Напишите другое. И заклинаю вас килем вашего парохода, избегайте этого псевдогуманизма...
– Опять не понял.
– Не страдайте, глядя на то, что человек отдает много, а получает за это мало. Тот, кто получает столько, сколько дает, живет на свете зря. Без эдакой публики человечество прекрасно обойдется. Надо стараться побольше оставить наследникам.
– Это верно, – сказал Овцын.
Дома он хотел порвать рукопись, но Эра отобрала ее и спрятала в стол.
– Я все это предчувствовала, – сказала она. – Странно только, что он так легко убедил тебя. Скажи... может быть, ты из-за денег? Мы не разоримся, если вернем командировочные.
– Нет, не из-за денег. Произошла странная штука, – сказал он.– Да, он меня убедил. Но... и не разубедил. Мы правы оба. Мы оба толкаем вперед одну телегу. Он напирает с одной стороны, а кто-то напирает с другой. Сейчас он позвал меня на свою сторону пособить. Возможно, он видит, что на другой стороне собралось больше народу и телега пошла неровно.
– Умеешь ты объяснять, – сказала Эра. – Но принципиальность...
– Некоторым легко щеголять принципиальностью. Они приспособились посередке. Там тепло, уютно и полная гарантия, что поступаешь правильно, ибо не двигаешь телегу ни вправо, ни влево. Принципы достаются бесплатно, как человеку, дога давшемуся поселиться под пальмой, достаются финики.
– Хотела бы я знать, какие принципы у тех, кто бегает слева направо, и дорого ли за них плачено, – сказала она.
– Принцип предельно прост, – сказал он, сердясь и потому все более убеждаясь в своей правоте. – Как, скажем, у маятника, поршня или весла. Платят за них именно тем, что бегают справа налево.
– Ты еще не упомянул руль. Поразительно, до каких фантастических нелепиц может договориться человек, когда он сердится.
– Ну, и не будем сердиться, – сказал он, устыдившись, и обнял ее.
– Что толку сердиться... – Она огорчилась. – Садись, пиши свою голубую повесть... Но не перестарайся. Когда справа напирают слишком усердно, телега сворачивает влево. Не знаю уж, по какому закону. Я не мастер объяснять.

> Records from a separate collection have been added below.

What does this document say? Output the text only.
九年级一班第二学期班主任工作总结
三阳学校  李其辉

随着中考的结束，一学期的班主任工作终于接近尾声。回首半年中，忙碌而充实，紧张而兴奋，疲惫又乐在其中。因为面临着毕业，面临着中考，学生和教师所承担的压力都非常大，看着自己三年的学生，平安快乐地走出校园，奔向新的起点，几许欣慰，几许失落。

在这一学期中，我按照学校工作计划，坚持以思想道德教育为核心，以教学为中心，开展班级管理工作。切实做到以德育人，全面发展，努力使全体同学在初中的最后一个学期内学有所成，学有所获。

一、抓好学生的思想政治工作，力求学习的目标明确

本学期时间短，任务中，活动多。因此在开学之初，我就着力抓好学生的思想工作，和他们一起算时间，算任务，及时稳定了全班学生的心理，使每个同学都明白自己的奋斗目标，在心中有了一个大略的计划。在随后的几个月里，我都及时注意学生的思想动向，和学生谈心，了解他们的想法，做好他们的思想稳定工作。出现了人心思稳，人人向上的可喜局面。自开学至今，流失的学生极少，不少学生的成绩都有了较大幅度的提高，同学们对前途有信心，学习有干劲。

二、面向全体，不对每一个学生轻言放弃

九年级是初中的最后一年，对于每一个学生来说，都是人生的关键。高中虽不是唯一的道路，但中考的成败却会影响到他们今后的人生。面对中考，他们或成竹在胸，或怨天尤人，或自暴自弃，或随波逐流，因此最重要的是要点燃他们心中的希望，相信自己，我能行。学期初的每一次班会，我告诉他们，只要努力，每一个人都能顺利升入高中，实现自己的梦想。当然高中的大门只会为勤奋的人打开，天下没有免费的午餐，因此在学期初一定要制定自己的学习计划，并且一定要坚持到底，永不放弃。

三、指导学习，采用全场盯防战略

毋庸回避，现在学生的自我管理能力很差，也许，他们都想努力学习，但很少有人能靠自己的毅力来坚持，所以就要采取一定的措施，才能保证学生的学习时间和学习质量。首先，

Он погрузился в работу, и его совершенно не занимало, что там творится за пределами комнаты. Бронзовый скептик Будда был его единственным собеседником. Даже спустившись с четвертого этажа, чтобы, перед тем как лечь в постель, вы дышать дневную дозу никотина, он продолжал видеть мир издали и сверху, и мир был необыкновенно хорош и годен для человека таким, как он его видел. К Эре приходили гости, и она сидела с ними на кухне. Однажды, закрыв за кем-то дверь, она пришла в комнату и сказала:
– У Ломтика несчастье. Его будут судить.
– Что натворил этот бэби? – спросил он равнодушно.
– Оказалось, что он тунеядец, – сказала Эра.
– Хорошо, – кивнул Овцын и тут же забыл про Ломтика.
На девятые сутки, закончив работу, он не мог придумать название и даже жанр не мог определить. Он ничего не выдумал, написал все, как было, и все же этого не было. Это он хотел, чтобы так было. И люди, о которых он писал, хотели, чтобы так было.
– То и это, – сказала Эра. – Как такие вещи совмещаются у тебя в голове?
– В жизни это тоже существует одновременно, – ответил он.
– Знаю я твою теорию... Но это неплохо, даже если и выдумано.
– Ничего не выдумано, – возразил он.
– Я хотела сказать: переосмыслено по-своему. Вполне законный прием. Не хуже прочих. Когда на дворе грязно, можно или взять метлу, или надеть калоши. И то и другое помогает.
Он добавил:
– Можно посидеть дома и подождать, пока грязь просохнет.
– Мы договорились не спорить на эту тему, – напомнила она. – Ты и прав и не прав. Я тоже права и не права. Наш спор никогда не кончится. Главное, чтобы намерения были добрыми, тогда все простится.
– Помоги мне придумать название, – попросил он.
Она придвинула машинку, сказала:
– Я перепишу, не меняя ни слова. А название я тебе уже дала, хоть и не думала тогда, что оно так подойдет. «Голубая повесть». А что? Ты часто упоминаешь голубые огни, пронзающие мрак полярной ночи. Они просто занозами застревают в памяти, эти голубые огни.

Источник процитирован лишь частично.